Personal information
- Nationality: Turkish
- Born: 7 December 1994 (age 31)

Sport
- Country: Turkey
- Sport: Para-athletics
- Disability class: F11
- Event: Discus throw
- Club: Gaziantep BB Disabled SK

Medal record
Women's discus throw
Representing Turkey
European Para Athletics Championships
| Gold medal – first place | 2021 Bydgoszcz | Discus throw F11 CR |
| Silver medal – second place | 2016 Grosseto | Discus throw F11 |

= Büşra Nur Tırıklı =

Turkish Paralympic athlete

Büşra Nur Tırıklı (born 7 December 1994) is a Turkish Paralympian athlete competing in the F11 disability class of discus throw event. She is a member of Gaziantep BB Disabled SK.

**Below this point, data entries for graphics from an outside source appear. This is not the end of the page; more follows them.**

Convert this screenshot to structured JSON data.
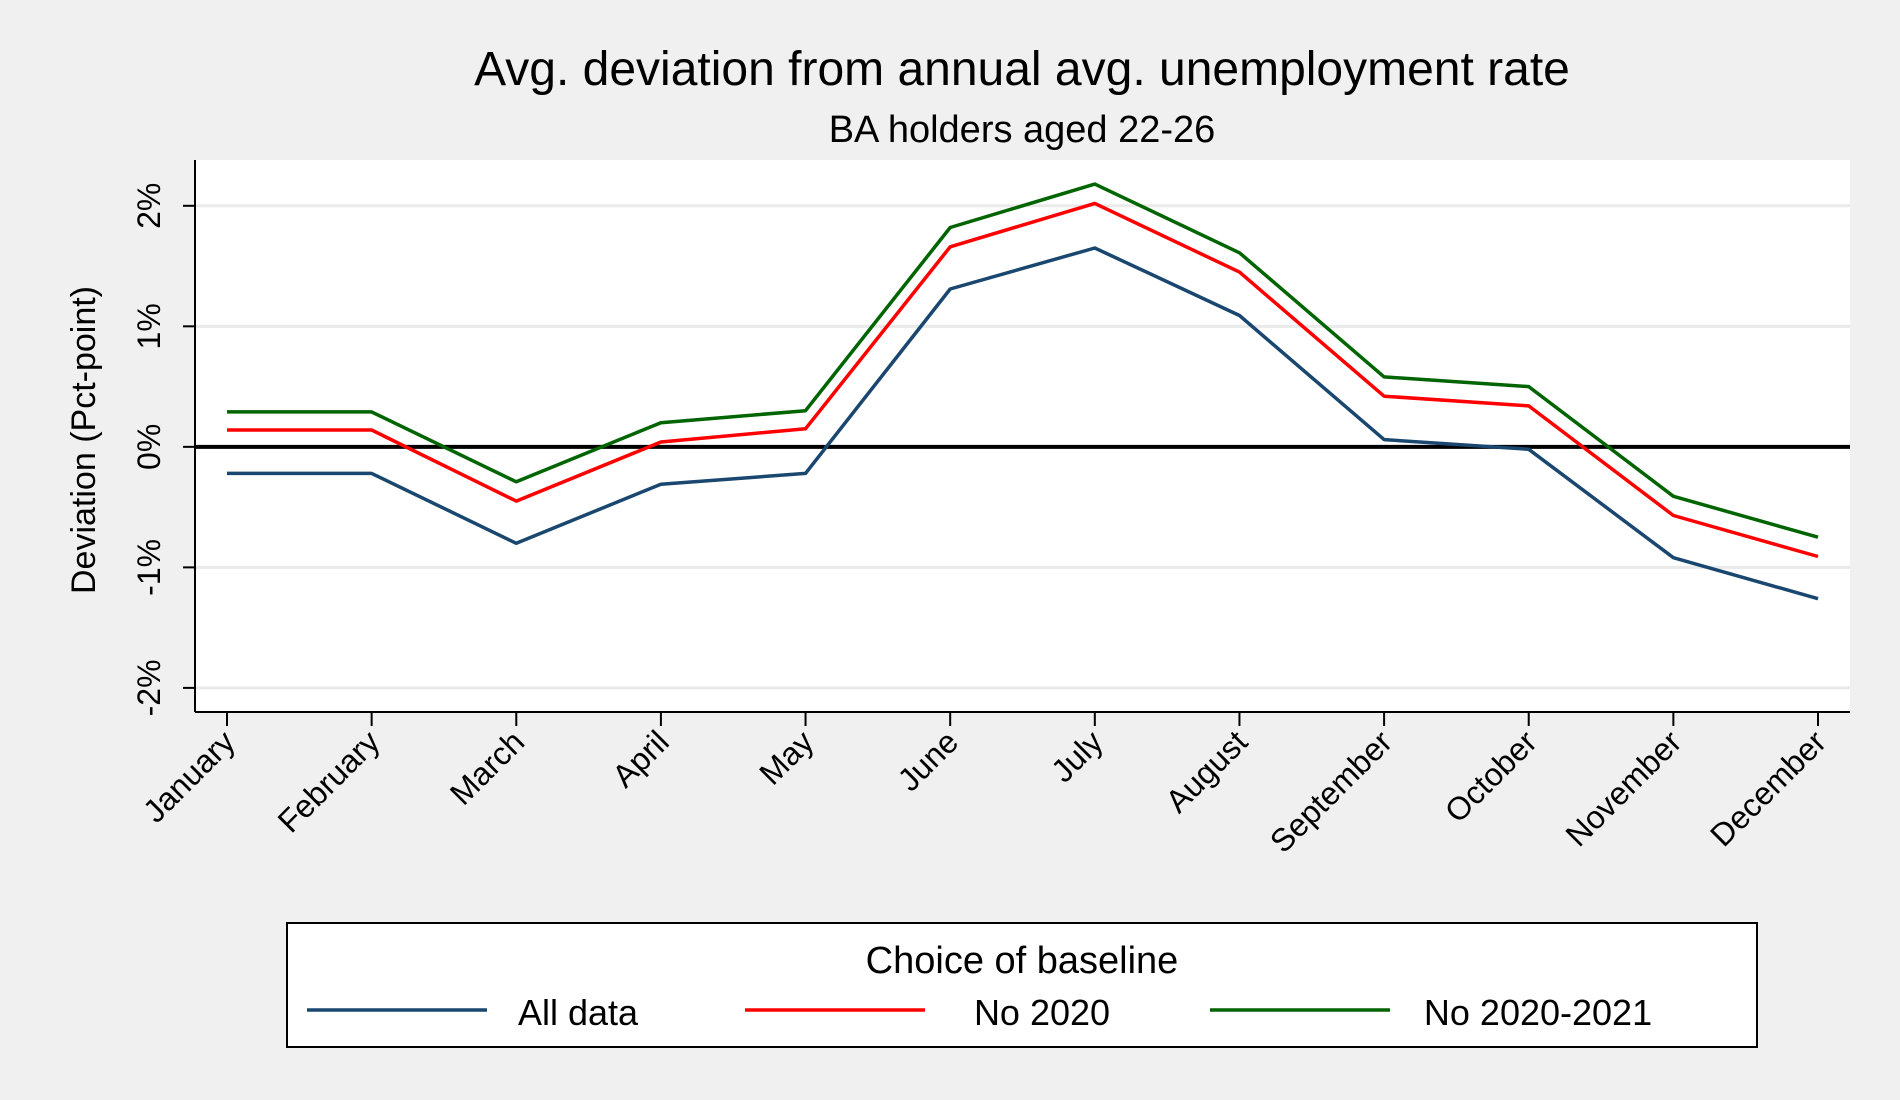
{
  "chart_data": {
    "type": "line",
    "title": "Avg. deviation from annual avg. unemployment rate",
    "subtitle": "BA holders aged 22-26",
    "ylabel": "Deviation (Pct-point)",
    "xlabel": "",
    "categories": [
      "January",
      "February",
      "March",
      "April",
      "May",
      "June",
      "July",
      "August",
      "September",
      "October",
      "November",
      "December"
    ],
    "ylim": [
      -2.2,
      2.38
    ],
    "yticks": [
      -2,
      -1,
      0,
      1,
      2
    ],
    "ytick_labels": [
      "-2%",
      "-1%",
      "0%",
      "1%",
      "2%"
    ],
    "grid": true,
    "reference_line": 0,
    "legend_title": "Choice of baseline",
    "legend_position": "bottom",
    "series": [
      {
        "name": "All data",
        "color": "#1a476f",
        "values": [
          -0.22,
          -0.22,
          -0.8,
          -0.31,
          -0.22,
          1.31,
          1.65,
          1.09,
          0.06,
          -0.02,
          -0.92,
          -1.26
        ]
      },
      {
        "name": "No 2020",
        "color": "#ff0000",
        "values": [
          0.14,
          0.14,
          -0.45,
          0.04,
          0.15,
          1.66,
          2.02,
          1.45,
          0.42,
          0.34,
          -0.57,
          -0.91
        ]
      },
      {
        "name": "No 2020-2021",
        "color": "#006400",
        "values": [
          0.29,
          0.29,
          -0.29,
          0.2,
          0.3,
          1.82,
          2.18,
          1.61,
          0.58,
          0.5,
          -0.41,
          -0.75
        ]
      }
    ]
  }
}
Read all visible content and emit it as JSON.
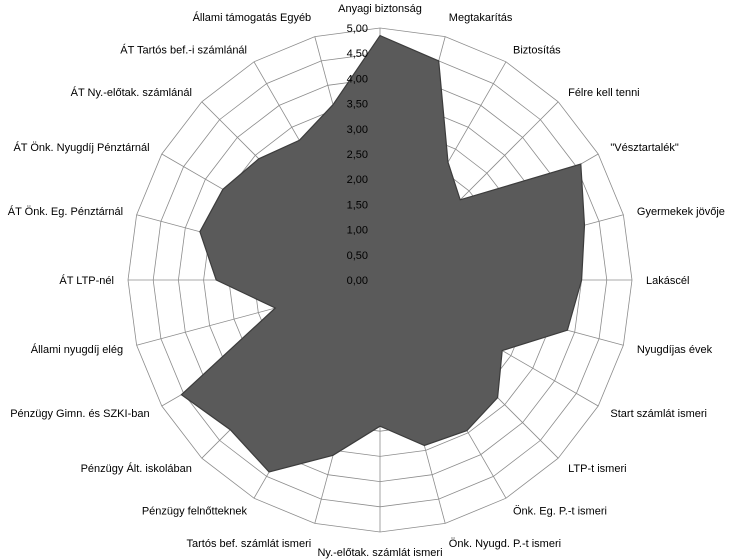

She won the silver medal in the discus throw F11/12 event at the 2016 IPC Athletics European Championships held in Grosseto, Italy.

She competed in the discus throw F11 at the 2016 Paralympics in Rio de Janeiro, Brazil after receiving a special invitation. AT the 2021 World Para Athletics European Championships in Bydgoszcz, Poland, she won the gold medal in the discus throw F11 event, and set a new championship record with 34.12 m.